Six weeks ago I was not only disinterested in exercise, I was also afraid of it. After an ongoing battle with anxiety - in which you'll do anything to keep your heart rate from sky-rocketing, for fear it'll set you off again - I had developed a little phobia around any kind of physical exertion. Silly, I know, given that the one natural resource you have to keep your mental health in tip top condition has always been exercise. I knew this deep down, but still, I was going to need a little push in the right direction. Another fear I'd been harbouring was that of the gym: in my head I imagined lots of ridiculously attractive people, decked out in only the finest work-out gear, pumping their guns with ease while I, in my old baggy t-shirt, would huff and puff around machines I had no clue how to use, like a spare, embarrassing tool. Why would I do that to myself when my fluffy onesie and a 'Say Yes to the Dress' binge-fest sounded so much more lovely?
It then dawned on me that that fear wasn't going anywhere 'til I faced it head on. What's the worst that could happen? I'd find myself a little more toned? I'd feel less guilty about having that cupcake in work? And what if, there was maybe even the smallest chance, that I'd actually enjoy it? 'LOL', I scoffed to myself as I made my way to Educogym Blackrock, as IF I could find exercising enjoyable.?
But I was wrong. Very wrong.
I teamed up with trainer Andrea Lawlor who was far from the abusive, shouting army-sergeant I imagined; she understood my fears, promised that I'd never find myself puking for having been pushed beyond what I was capable of, and she instantly put me at ease. This was not about surviving on chickpeas and protein shakes so that I'd have no folds in my bikini; it was about empowerment. It was about all those feel good hormones that would kick my anxiety right in the teeth.
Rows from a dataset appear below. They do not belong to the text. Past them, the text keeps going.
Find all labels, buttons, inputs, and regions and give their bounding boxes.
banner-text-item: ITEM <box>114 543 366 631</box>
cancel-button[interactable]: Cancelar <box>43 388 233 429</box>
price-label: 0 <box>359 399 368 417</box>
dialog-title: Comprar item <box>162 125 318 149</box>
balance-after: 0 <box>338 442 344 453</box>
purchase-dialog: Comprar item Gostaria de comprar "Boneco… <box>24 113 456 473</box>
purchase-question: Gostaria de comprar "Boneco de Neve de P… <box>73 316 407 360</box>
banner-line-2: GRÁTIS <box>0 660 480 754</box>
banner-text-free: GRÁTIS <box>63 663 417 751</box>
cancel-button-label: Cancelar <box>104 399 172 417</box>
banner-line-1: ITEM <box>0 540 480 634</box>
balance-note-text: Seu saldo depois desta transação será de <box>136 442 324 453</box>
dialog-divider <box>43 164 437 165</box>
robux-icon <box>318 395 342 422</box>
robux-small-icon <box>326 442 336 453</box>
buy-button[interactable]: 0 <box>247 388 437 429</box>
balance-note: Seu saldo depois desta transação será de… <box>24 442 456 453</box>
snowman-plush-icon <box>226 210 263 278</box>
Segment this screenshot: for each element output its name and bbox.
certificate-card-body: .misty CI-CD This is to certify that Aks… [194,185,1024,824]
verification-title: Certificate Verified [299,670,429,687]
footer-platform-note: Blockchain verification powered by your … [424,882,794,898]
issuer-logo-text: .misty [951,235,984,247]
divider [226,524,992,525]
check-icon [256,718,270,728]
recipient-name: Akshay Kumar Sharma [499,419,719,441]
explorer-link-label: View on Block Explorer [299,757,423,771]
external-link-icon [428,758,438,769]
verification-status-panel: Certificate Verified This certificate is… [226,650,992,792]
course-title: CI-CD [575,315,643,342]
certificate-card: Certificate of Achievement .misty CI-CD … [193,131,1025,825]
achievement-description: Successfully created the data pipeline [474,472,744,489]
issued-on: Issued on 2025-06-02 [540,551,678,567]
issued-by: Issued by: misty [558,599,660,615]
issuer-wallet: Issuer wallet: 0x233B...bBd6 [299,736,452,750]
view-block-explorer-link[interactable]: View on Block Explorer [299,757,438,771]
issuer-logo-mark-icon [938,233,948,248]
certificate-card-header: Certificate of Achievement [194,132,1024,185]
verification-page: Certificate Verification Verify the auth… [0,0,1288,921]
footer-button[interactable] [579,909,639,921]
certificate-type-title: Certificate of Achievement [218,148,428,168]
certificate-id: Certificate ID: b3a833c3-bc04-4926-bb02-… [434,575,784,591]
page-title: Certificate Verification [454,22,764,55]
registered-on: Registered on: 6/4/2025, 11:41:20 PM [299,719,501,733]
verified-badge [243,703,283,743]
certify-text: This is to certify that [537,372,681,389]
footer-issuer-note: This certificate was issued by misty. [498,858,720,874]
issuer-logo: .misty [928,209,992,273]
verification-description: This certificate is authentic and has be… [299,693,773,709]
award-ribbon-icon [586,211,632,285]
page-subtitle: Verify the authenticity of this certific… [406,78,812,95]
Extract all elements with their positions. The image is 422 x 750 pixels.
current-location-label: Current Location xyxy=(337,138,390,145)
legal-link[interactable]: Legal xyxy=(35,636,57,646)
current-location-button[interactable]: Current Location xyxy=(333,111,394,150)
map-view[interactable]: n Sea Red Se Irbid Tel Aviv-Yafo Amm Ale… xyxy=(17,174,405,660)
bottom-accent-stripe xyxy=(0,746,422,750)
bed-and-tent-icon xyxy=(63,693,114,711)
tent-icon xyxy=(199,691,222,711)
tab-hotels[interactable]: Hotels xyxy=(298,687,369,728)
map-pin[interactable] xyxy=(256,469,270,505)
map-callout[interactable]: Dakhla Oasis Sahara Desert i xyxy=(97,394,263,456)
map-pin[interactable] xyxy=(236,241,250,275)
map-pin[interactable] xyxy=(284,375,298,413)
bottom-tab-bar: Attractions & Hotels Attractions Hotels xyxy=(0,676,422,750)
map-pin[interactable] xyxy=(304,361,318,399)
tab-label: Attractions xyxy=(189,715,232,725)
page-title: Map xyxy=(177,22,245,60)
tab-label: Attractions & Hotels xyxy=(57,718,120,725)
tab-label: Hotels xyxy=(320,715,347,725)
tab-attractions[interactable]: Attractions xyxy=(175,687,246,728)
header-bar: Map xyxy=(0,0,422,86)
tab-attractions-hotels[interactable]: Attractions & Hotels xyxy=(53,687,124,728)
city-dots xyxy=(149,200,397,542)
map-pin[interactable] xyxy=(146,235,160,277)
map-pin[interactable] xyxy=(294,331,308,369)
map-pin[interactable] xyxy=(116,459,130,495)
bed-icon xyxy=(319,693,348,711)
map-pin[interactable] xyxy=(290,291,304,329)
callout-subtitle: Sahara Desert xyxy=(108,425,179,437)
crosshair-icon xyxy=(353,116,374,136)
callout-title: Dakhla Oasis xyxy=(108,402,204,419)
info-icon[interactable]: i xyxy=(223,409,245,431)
It was a chance to show myself that 'hey, that wasn't such a big deal after all, was it?' and 'wow, turns out you're capable of way more than you thought'. Regardless of any physical changes, that kind of mental confidence was enough of a selling point for me.
I trained three times a week for six weeks, and it was all based around weights. By week two, if I went more than three days without having been, I'd miss it. One day we'd focus on my back and chest, the next we'd do legs - or what I liked to call HELL day - and on the third day it was time to tone up those arms and shoulders. Each day we finished off with some ab work. When I tell you that I am weak, a wuss, and more likely to take flight than work up a decent sweat, you've got to believe me. But what fellow scaredy-cats must know is that you're not expected to be at Arnold Schwarzenegger's level on day one (or ever, for that matter); you get stronger every day, week by week and as for visible results, you just need a little patience. Each session was max 20 minutes. It was intense, and sometimes really really tough, but before I ever had time to start whinging to Andrea that she was the devil herself, I was done. Home in time for dinner.
Week two of @andreamlawlor kicking my ass at #educogym #fitness #weights
A photo posted by Caroline Foran (@carolineforan) on Mar 9, 2015 at 11:21am PDT
The best thing about Educogym is that because you are always with a trainer, you are guaranteed to always make progress. You're not relying on yourself alone as you would anywhere else; they're there to encourage you - always positively - when you feel you've nothing left to give. I know for damn sure I'd never push myself at home alone, would you? It's too easy to quit, but just knowing that Andrea knew I could do it, made me want to succeed even more. What's more, there's no fear about doing it wrong or really hurting yourself; the trainers are always on hand to correct your form and make sure you're getting the most from your twenty minute work-out.
Another thing I learned at Educogym was that gyms aren't full of posers boasting abs that curved like a calculus graph; they were normal human beings doing their bit to keep fit, just like me. Some are there just to tone up; others are there to shed those excess pounds before an upcoming wedding and guess what? Not a single person there was concerned with me, my body or how I looked. What a pointless, almost arrogant worry that was.
And now for the results: I am handling stress far better; I'm calmer in situations that used to ruffle my feathers. I LOVED the feeling of satisfaction each day when I left the gym. I have more energy, and I've been sleeping like a baby. With their nutritional expertise, I'm eating more of what's good for me, and less of what's not. Add to that the muscle gained, the reduction in body fat and the 5 cm lost from my tummy, and I'm feeling pretty good.
I've just signed up for another two months because much to my surprise, a sedentary lifestyle doesn't do much for my mojo anymore.
Not convinced? There's a wealth of scientific studies out there to support the benefits of exercise for mental health. Lena Dunham's also been speaking out recently about how it's helped her anxiety, depression and OCD. As she perfectly puts it, it's not necessarily all 'about the ass, it's about the brain.'
So that's our new approach to exercise. How about you?